Beyond and above me I visioned the unimaginable, blinding white regions of ice and cold, about which, like a golden-crowned sentinel, with face of flame, the circling midnight sun kept guard. Upon this desolate, awe-inspiring stage—unchanged since the days of its designing—I saw myself attempting to win in the most spectacular and difficult marathon for the testing of human strength, courage and perseverance, of body and brain, which God has offered to man. I could see myself, in my fancy pictures, invading those roaring regions, struggling over icy lands in the dismal twilight of the Arctic morning, and venturing, with a few companions, upon the lifeless, wind-swept Polar sea. A black mite, I saw myself slowly piercing those white and terrible spaces, braving terrific storms, assailing green, adamantine barriers of ice, crossing the swift-flowing, black rivers of those ice fields, and stoutly persisting until, successful, I stood alone, a victor, upon the world's pinnacle!

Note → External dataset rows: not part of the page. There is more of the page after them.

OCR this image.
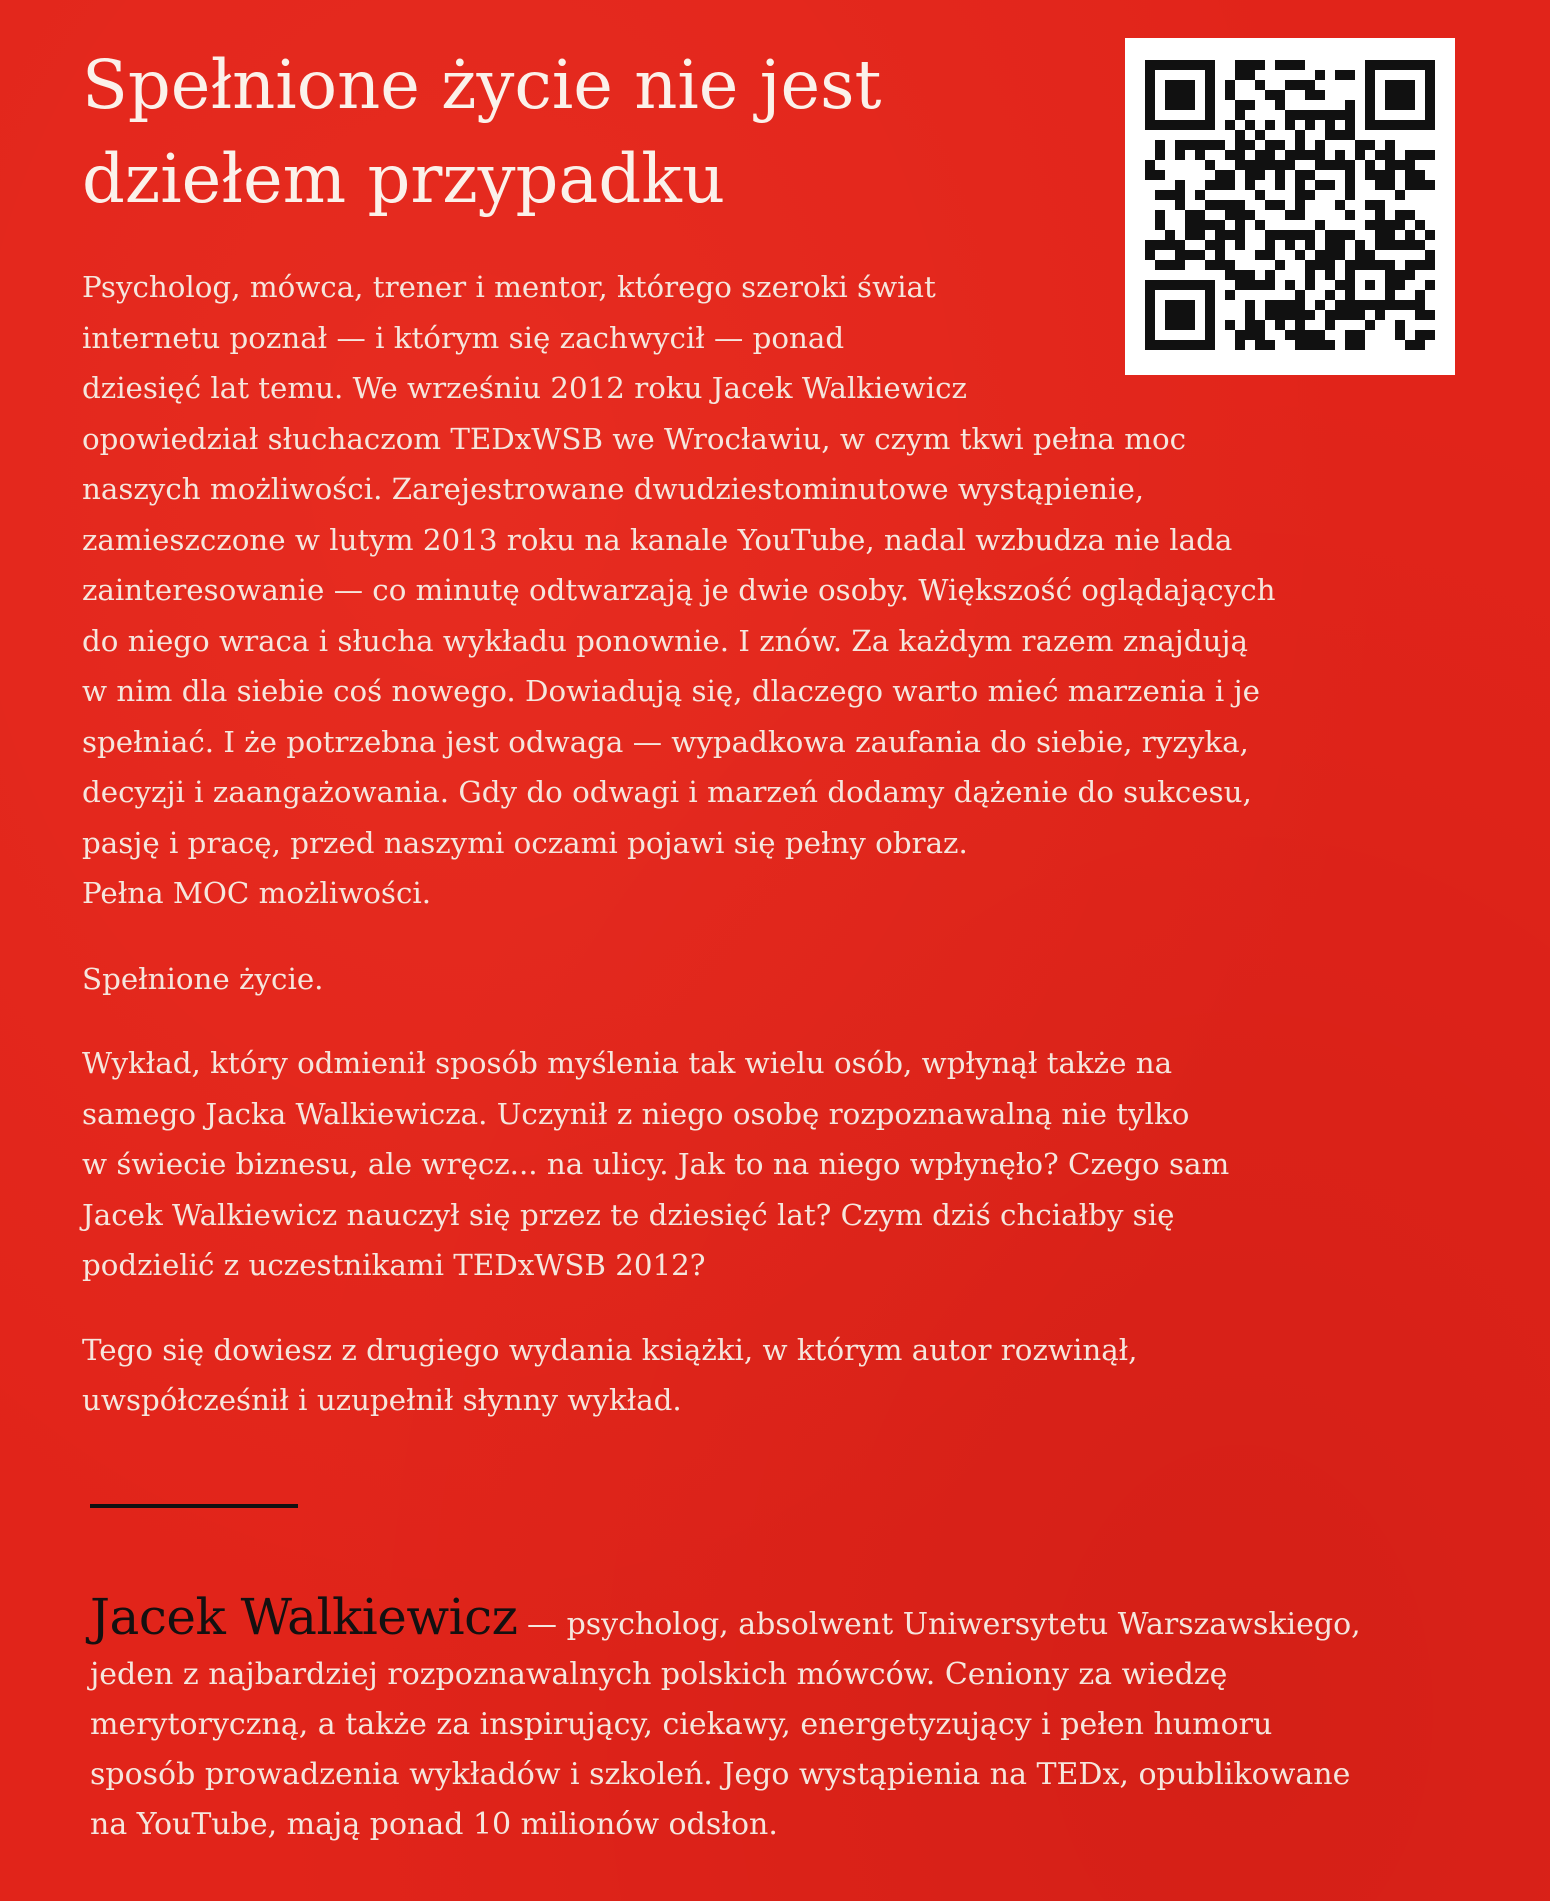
Spełnione życie nie jest
dziełem przypadku

Psycholog, mówca, trener i mentor, którego szeroki świat
internetu poznał — i którym się zachwycił — ponad
dziesięć lat temu. We wrześniu 2012 roku Jacek Walkiewicz
opowiedział słuchaczom TEDxWSB we Wrocławiu, w czym tkwi pełna moc
naszych możliwości. Zarejestrowane dwudziestominutowe wystąpienie,
zamieszczone w lutym 2013 roku na kanale YouTube, nadal wzbudza nie lada
zainteresowanie — co minutę odtwarzają je dwie osoby. Większość oglądających
do niego wraca i słucha wykładu ponownie. I znów. Za każdym razem znajdują
w nim dla siebie coś nowego. Dowiadują się, dlaczego warto mieć marzenia i je
spełniać. I że potrzebna jest odwaga — wypadkowa zaufania do siebie, ryzyka,
decyzji i zaangażowania. Gdy do odwagi i marzeń dodamy dążenie do sukcesu,
pasję i pracę, przed naszymi oczami pojawi się pełny obraz.
Pełna MOC możliwości.

Spełnione życie.

Wykład, który odmienił sposób myślenia tak wielu osób, wpłynął także na
samego Jacka Walkiewicza. Uczynił z niego osobę rozpoznawalną nie tylko
w świecie biznesu, ale wręcz... na ulicy. Jak to na niego wpłynęło? Czego sam
Jacek Walkiewicz nauczył się przez te dziesięć lat? Czym dziś chciałby się
podzielić z uczestnikami TEDxWSB 2012?

Tego się dowiesz z drugiego wydania książki, w którym autor rozwinął,
uwspółcześnił i uzupełnił słynny wykład.

Jacek Walkiewicz — psycholog, absolwent Uniwersytetu Warszawskiego,
jeden z najbardziej rozpoznawalnych polskich mówców. Ceniony za wiedzę
merytoryczną, a także za inspirujący, ciekawy, energetyzujący i pełen humoru
sposób prowadzenia wykładów i szkoleń. Jego wystąpienia na TEDx, opublikowane
na YouTube, mają ponad 10 milionów odsłon.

This thought gave me wild joy. That I, one white man, might alone succeed in this quest gave me an impetus which only single-handed effort and the prospect of single-handed success can give. There was pleasure in the thought that, in this effort, I was indebted to no one; no one had expended money for me or my trip; no white men were to risk their lives with me. Whether it resulted in success or defeat, I alone should exult or I alone should suffer. I was the mascot of no clique of friends, nor the pawn of scientists who might find a suppositious and mythical glory in the reflected light of another's achievement. The quest was personal; the pleasure of success must be personal.

Yet, I want you to understand this thing was no casual jaunt with me. All my life hinged about it, my hopes were bent upon it; the doing of it was part of me. My plans of action were not haphazard and hair-brained. Logically and clearly, I mapped out a campaign. It was based upon experience in known conditions, experience gathered after years of discouragement and failure.